A juzgar por la apasionada reacción del público de Nueva York, podemos decir que el recital de Sondra Radvanovsky en el Carnegie Hall fue un éxito rotundo. Para la artista, la guinda a su aparición triunfal en el Met con la Medea de Cherubini, que la ha encumbrado como la gran diva contemporánea, algo así como una Callas campechana y posmoderna. Y esa evolución de las estrellas de la ópera da una idea también de la evolución del canto. Aunque hay ciertos parecidos estilísticos entre nuestra diva de hoy y las de antaño, la Radvanosky, como sus coetáneas, canta colocando siempre el sonido en la cabeza, con coberturas cromáticas en la sien, los pómulos o la gola.
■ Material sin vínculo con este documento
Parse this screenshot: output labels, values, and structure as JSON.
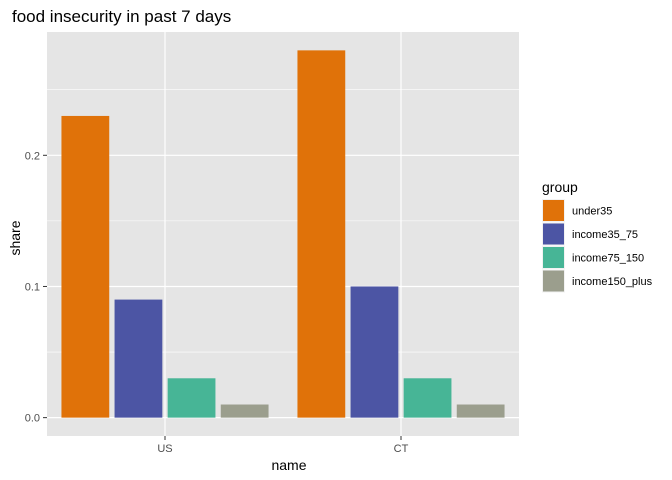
{
  "chart_data": {
    "type": "bar",
    "title": "food insecurity in past 7 days",
    "xlabel": "name",
    "ylabel": "share",
    "categories": [
      "US",
      "CT"
    ],
    "series": [
      {
        "name": "under35",
        "values": [
          0.23,
          0.28
        ],
        "color": "#E07209"
      },
      {
        "name": "income35_75",
        "values": [
          0.09,
          0.1
        ],
        "color": "#4C55A4"
      },
      {
        "name": "income75_150",
        "values": [
          0.03,
          0.03
        ],
        "color": "#47B596"
      },
      {
        "name": "income150_plus",
        "values": [
          0.01,
          0.01
        ],
        "color": "#9B9E8D"
      }
    ],
    "ylim": [
      -0.014,
      0.294
    ],
    "yticks": [
      0.0,
      0.1,
      0.2
    ],
    "ytick_labels": [
      "0.0",
      "0.1",
      "0.2"
    ],
    "grid": true,
    "legend": {
      "title": "group",
      "position": "right"
    },
    "colors": {
      "panel_background": "#E5E5E5",
      "grid": "#FFFFFF"
    }
  }
}
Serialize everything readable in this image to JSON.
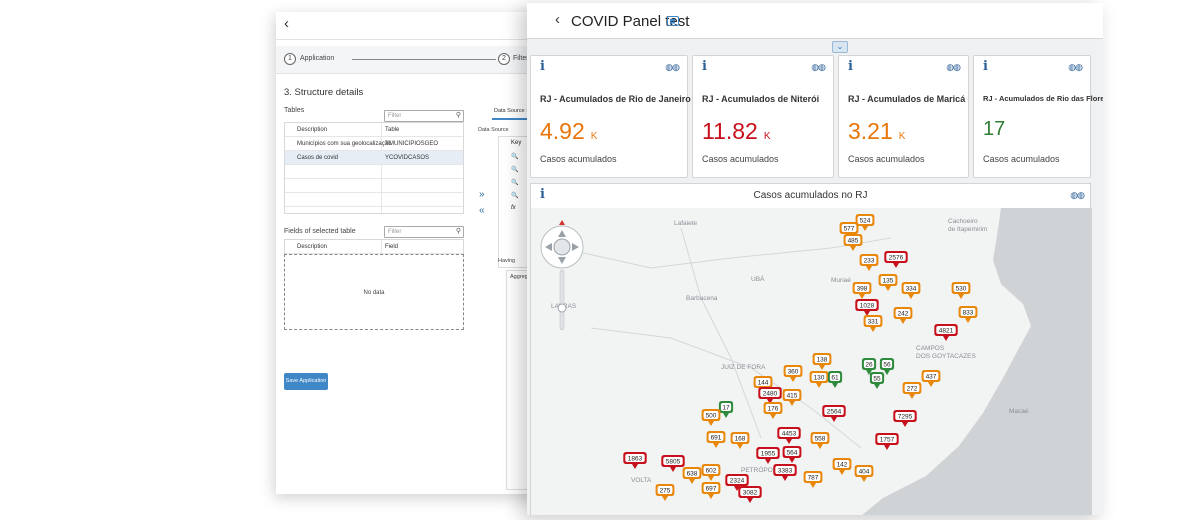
{
  "back": {
    "steps": [
      {
        "num": "1",
        "label": "Application"
      },
      {
        "num": "2",
        "label": "Filters a"
      }
    ],
    "section_title": "3. Structure details",
    "tables_label": "Tables",
    "filter_placeholder": "Filter",
    "tables_headers": [
      "Description",
      "Table"
    ],
    "tables_rows": [
      {
        "description": "Municípios com sua geolocalização",
        "table": "YMUNICIPIOSGEO"
      },
      {
        "description": "Casos de covid",
        "table": "YCOVIDCASOS"
      }
    ],
    "fields_label": "Fields of selected table",
    "fields_headers": [
      "Description",
      "Field"
    ],
    "no_data": "No data",
    "save_label": "Save Application",
    "ds_tab": "Data Source ×",
    "ds_sub": "Data Source",
    "key_header": "Key",
    "key_fx": "fx",
    "having": "Having",
    "aggregate": "Aggrega"
  },
  "panel": {
    "title": "COVID Panel test",
    "kpis": [
      {
        "title": "RJ - Acumulados de Rio de Janeiro",
        "value": "4.92",
        "unit": "K",
        "sub": "Casos acumulados",
        "color": "#e8760a"
      },
      {
        "title": "RJ - Acumulados de Niterói",
        "value": "11.82",
        "unit": "K",
        "sub": "Casos acumulados",
        "color": "#c7101b"
      },
      {
        "title": "RJ - Acumulados de Maricá",
        "value": "3.21",
        "unit": "K",
        "sub": "Casos acumulados",
        "color": "#e8760a"
      },
      {
        "title": "RJ - Acumulados de Rio das Flores",
        "value": "17",
        "unit": "",
        "sub": "Casos acumulados",
        "color": "#2e7d32"
      }
    ],
    "map_title": "Casos acumulados no RJ",
    "map_places": [
      {
        "name": "Lafaiete",
        "lx": 143,
        "ly": 9
      },
      {
        "name": "Cachoeiro\nde Itapemirim",
        "lx": 417,
        "ly": 7
      },
      {
        "name": "UBÁ",
        "lx": 220,
        "ly": 65
      },
      {
        "name": "Muriaé",
        "lx": 300,
        "ly": 66
      },
      {
        "name": "Barbacena",
        "lx": 155,
        "ly": 84
      },
      {
        "name": "LAVRAS",
        "lx": 20,
        "ly": 92
      },
      {
        "name": "CAMPOS\nDOS GOYTACAZES",
        "lx": 385,
        "ly": 134
      },
      {
        "name": "JUIZ DE FORA",
        "lx": 190,
        "ly": 153
      },
      {
        "name": "Macaé",
        "lx": 478,
        "ly": 197
      },
      {
        "name": "PETRÓPOLIS",
        "lx": 210,
        "ly": 256
      },
      {
        "name": "VOLTA",
        "lx": 100,
        "ly": 266
      }
    ],
    "markers": [
      {
        "label": "524",
        "level": "o"
      },
      {
        "label": "577",
        "level": "o"
      },
      {
        "label": "485",
        "level": "o"
      },
      {
        "label": "233",
        "level": "o"
      },
      {
        "label": "2576",
        "level": "r"
      },
      {
        "label": "135",
        "level": "o"
      },
      {
        "label": "398",
        "level": "o"
      },
      {
        "label": "334",
        "level": "o"
      },
      {
        "label": "1028",
        "level": "r"
      },
      {
        "label": "242",
        "level": "o"
      },
      {
        "label": "331",
        "level": "o"
      },
      {
        "label": "530",
        "level": "o"
      },
      {
        "label": "833",
        "level": "o"
      },
      {
        "label": "4821",
        "level": "r"
      },
      {
        "label": "138",
        "level": "o"
      },
      {
        "label": "26",
        "level": "g"
      },
      {
        "label": "56",
        "level": "g"
      },
      {
        "label": "360",
        "level": "o"
      },
      {
        "label": "130",
        "level": "o"
      },
      {
        "label": "61",
        "level": "g"
      },
      {
        "label": "55",
        "level": "g"
      },
      {
        "label": "437",
        "level": "o"
      },
      {
        "label": "272",
        "level": "o"
      },
      {
        "label": "144",
        "level": "o"
      },
      {
        "label": "2480",
        "level": "r"
      },
      {
        "label": "415",
        "level": "o"
      },
      {
        "label": "176",
        "level": "o"
      },
      {
        "label": "17",
        "level": "g"
      },
      {
        "label": "2564",
        "level": "r"
      },
      {
        "label": "7295",
        "level": "r"
      },
      {
        "label": "500",
        "level": "o"
      },
      {
        "label": "691",
        "level": "o"
      },
      {
        "label": "168",
        "level": "o"
      },
      {
        "label": "4453",
        "level": "r"
      },
      {
        "label": "558",
        "level": "o"
      },
      {
        "label": "1757",
        "level": "r"
      },
      {
        "label": "1955",
        "level": "r"
      },
      {
        "label": "564",
        "level": "r"
      },
      {
        "label": "1863",
        "level": "r"
      },
      {
        "label": "5805",
        "level": "r"
      },
      {
        "label": "3383",
        "level": "r"
      },
      {
        "label": "142",
        "level": "o"
      },
      {
        "label": "638",
        "level": "o"
      },
      {
        "label": "602",
        "level": "o"
      },
      {
        "label": "404",
        "level": "o"
      },
      {
        "label": "275",
        "level": "o"
      },
      {
        "label": "697",
        "level": "o"
      },
      {
        "label": "2324",
        "level": "r"
      },
      {
        "label": "787",
        "level": "o"
      },
      {
        "label": "3082",
        "level": "r"
      }
    ],
    "colors": {
      "o": "#e8870a",
      "r": "#c7101b",
      "g": "#2e8b3e",
      "land": "#f2f3f3",
      "sea": "#cfd3d6"
    }
  }
}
El sonido no corre libre, tratando siempre de no sonar abierto, y eso hace que las notas suenen veladas y débiles; cuando no feas, sobre oscurecidas o engoladas. El timbre de Sondra tiene una calidez singular y el estilo se engarza en la música, obrando el misterio de los grandes artesanos líricos. No obstante, queda en el aire la incógnita de qué pasaría si ese ropaje armónico, esa vibración emocionante en el agudo sonaran más libres, no comprimidos ni entubados por la colocación del canto.

Aunque los más agoreros piensan que este fue el último gran recital en Nueva York de una Sondra Radvanosky en plena forma, parece claro que la artista le ha demostrado al público, y a la vida, que entre la pérdida y el amor, siempre está la esperanza.

OW 


Carnegie Hall, a 16 de noviembre de 2022. Sondra Radvanovsky, soprano. Anthony Manoli, piano. Recital de Sondra Radvanovsky en el Carnegie Hall

Obras de Henry Purcell, George Frideric Handel, Henri Duparc, Sergei Rachmaninoff, Franz Liszt, Richard Strauss, Guiseppe Verdi, Stephano Donaudy, Jake Heggie, Umberto Giordano, Francesco Cilea, Giacomo Puccini, Harold Arlen.